Она давно была замужем. Старшему ее мальчику уже исполнилось девять, младшему – два, всего у нее было четверо детей, в середине – две девочки. «Обычные православные штучки», – вздохнул он про себя, потому что видел: она несчастна, хотя, конечно, любит своих детей. Но они не сделали ее счастливой, потому что счастливой женщину делают не дети. Она упрямо избегала упоминаний муже. Даже когда на прямой его и, он сознавал, не слишком деликатный вопрос, но как было удержаться! – рассказывала, как выходила за него, все равно не называла его никак, точно он и не участвовал в этом: «Тут я получила предложение, от которого сначала отказалась, а потом думала-думала да и согласилась, мама очень хотела, все уговаривала меня… отец Александр нас и обвенчал»… Алеша все же решился:
– Ну и кто же он, кто твой избранник?
Она только рукой махнула и ответила странно: «Наш папа», знакомо пожала плечами и не захотела продолжать. Он не посмел расспрашивать дальше.

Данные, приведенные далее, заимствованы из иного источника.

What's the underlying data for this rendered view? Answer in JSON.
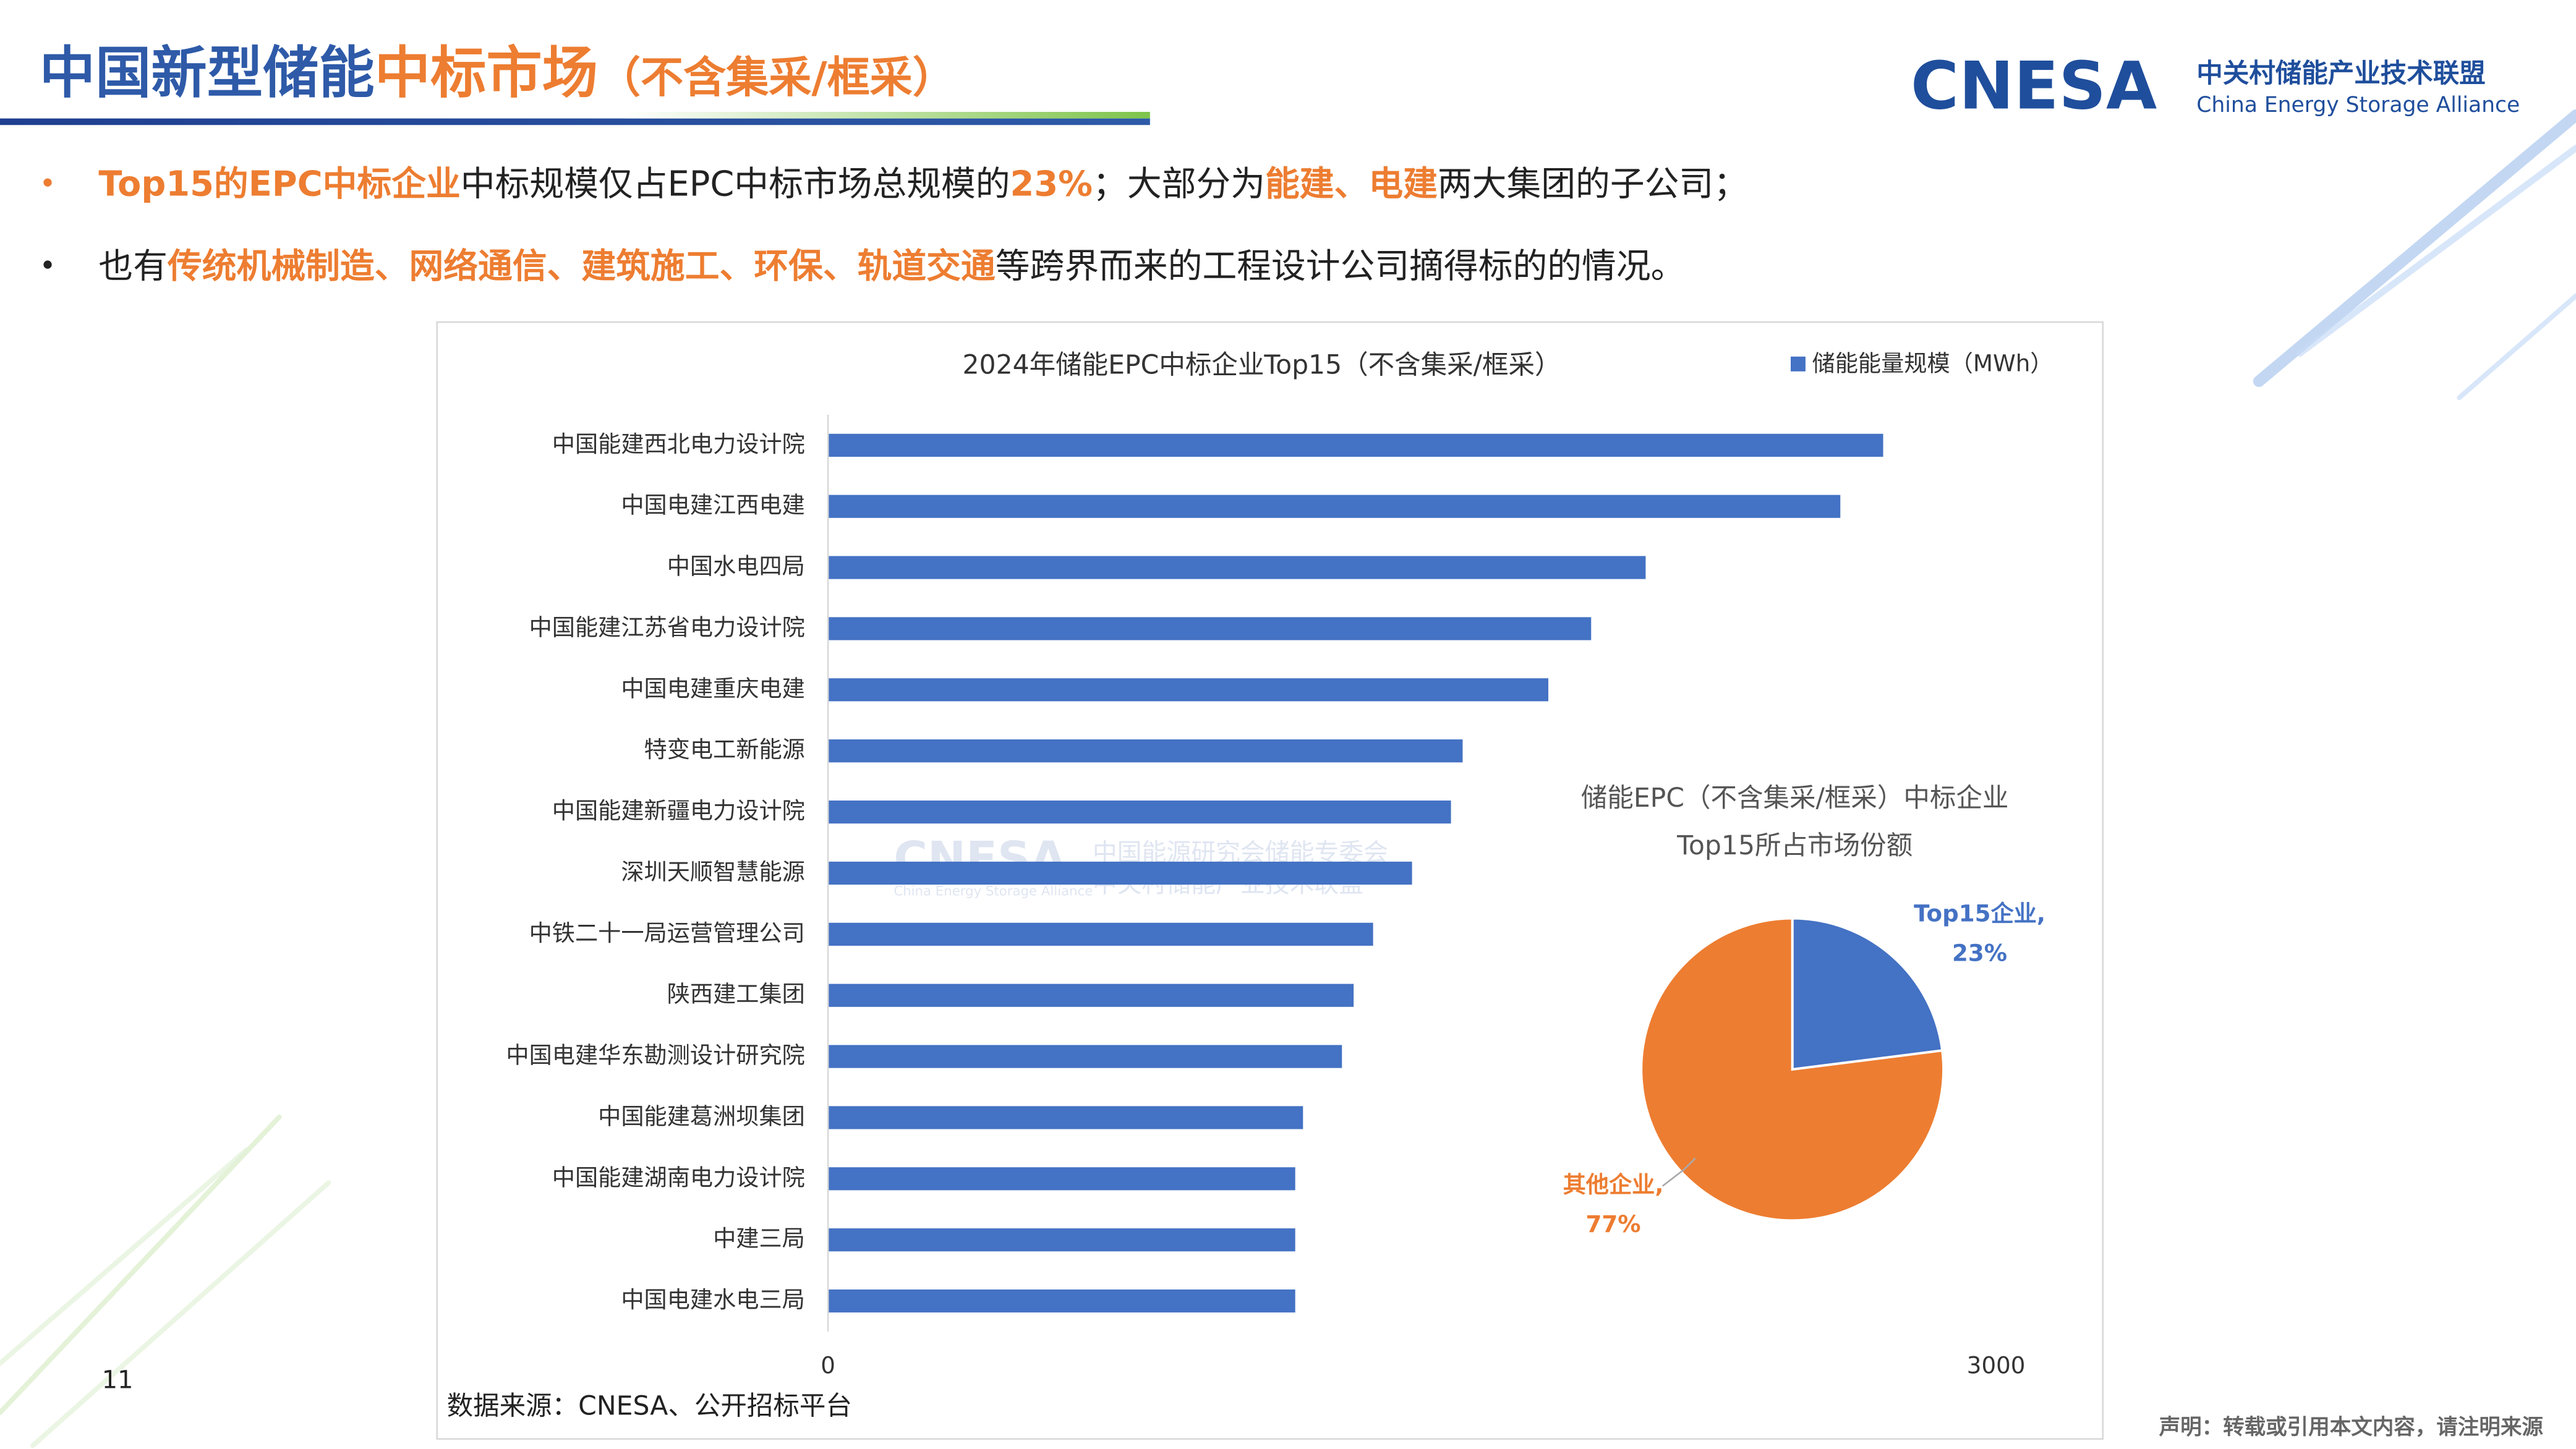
{
  "header": {
    "title": [
      "中国新型储能",
      "中标市场",
      "（不含集采/框采）"
    ],
    "logo": {
      "mark": "CNESA",
      "name": "中关村储能产业技术联盟",
      "name_en": "China Energy Storage Alliance"
    }
  },
  "bullets": [
    [
      "Top15的EPC中标企业",
      "中标规模仅占EPC中标市场总规模的",
      "23%",
      "；大部分为",
      "能建、电建",
      "两大集团的子公司；"
    ],
    [
      "也有",
      "传统机械制造、网络通信、建筑施工、环保、轨道交通",
      "等跨界而来的工程设计公司摘得标的的情况。"
    ]
  ],
  "chart_data": [
    {
      "type": "bar",
      "orientation": "horizontal",
      "title": "2024年储能EPC中标企业Top15（不含集采/框采）",
      "categories": [
        "中国能建西北电力设计院",
        "中国电建江西电建",
        "中国水电四局",
        "中国能建江苏省电力设计院",
        "中国电建重庆电建",
        "特变电工新能源",
        "中国能建新疆电力设计院",
        "深圳天顺智慧能源",
        "中铁二十一局运营管理公司",
        "陕西建工集团",
        "中国电建华东勘测设计研究院",
        "中国能建葛洲坝集团",
        "中国能建湖南电力设计院",
        "中建三局",
        "中国电建水电三局"
      ],
      "series": [
        {
          "name": "储能能量规模（MWh）",
          "color": "#4472c4",
          "values": [
            2710,
            2600,
            2100,
            1960,
            1850,
            1630,
            1600,
            1500,
            1400,
            1350,
            1320,
            1220,
            1200,
            1200,
            1200
          ]
        }
      ],
      "xlim": [
        0,
        3000
      ],
      "xticks": [
        0,
        3000
      ],
      "grid": false,
      "legend": "top-right",
      "source": "数据来源：CNESA、公开招标平台"
    },
    {
      "type": "pie",
      "title": "储能EPC（不含集采/框采）中标企业Top15所占市场份额",
      "categories": [
        "Top15企业,",
        "其他企业,"
      ],
      "values": [
        23,
        77
      ],
      "value_labels": [
        "23%",
        "77%"
      ],
      "colors": [
        "#4472c4",
        "#ed7d31"
      ]
    }
  ],
  "watermark": [
    "CNESA",
    "中国能源研究会储能专委会",
    "China Energy Storage Alliance",
    "中关村储能产业技术联盟"
  ],
  "footer": {
    "page": "11",
    "notice": "声明：转载或引用本文内容，请注明来源"
  }
}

Он ехал в командировку, она к бабушке – та была совсем плоха, собралась умирать и звала любимую внучку попрощаться. Только один пассажир сидел с ними в купе, возвращавшийся домой молодой стриженный под ноль паренек, с наушниками в ушах, в странном полосатом пиджаке. Паренек почти сразу же забрался на верхнюю полку да так и лежал там – листая рекламную газетку и поглядывая в окно. Когда он поворачивал голову, было видно, как он шевелит губами – подпевает. Под столиком стояли его ярко-вишневые лаковые ботинки.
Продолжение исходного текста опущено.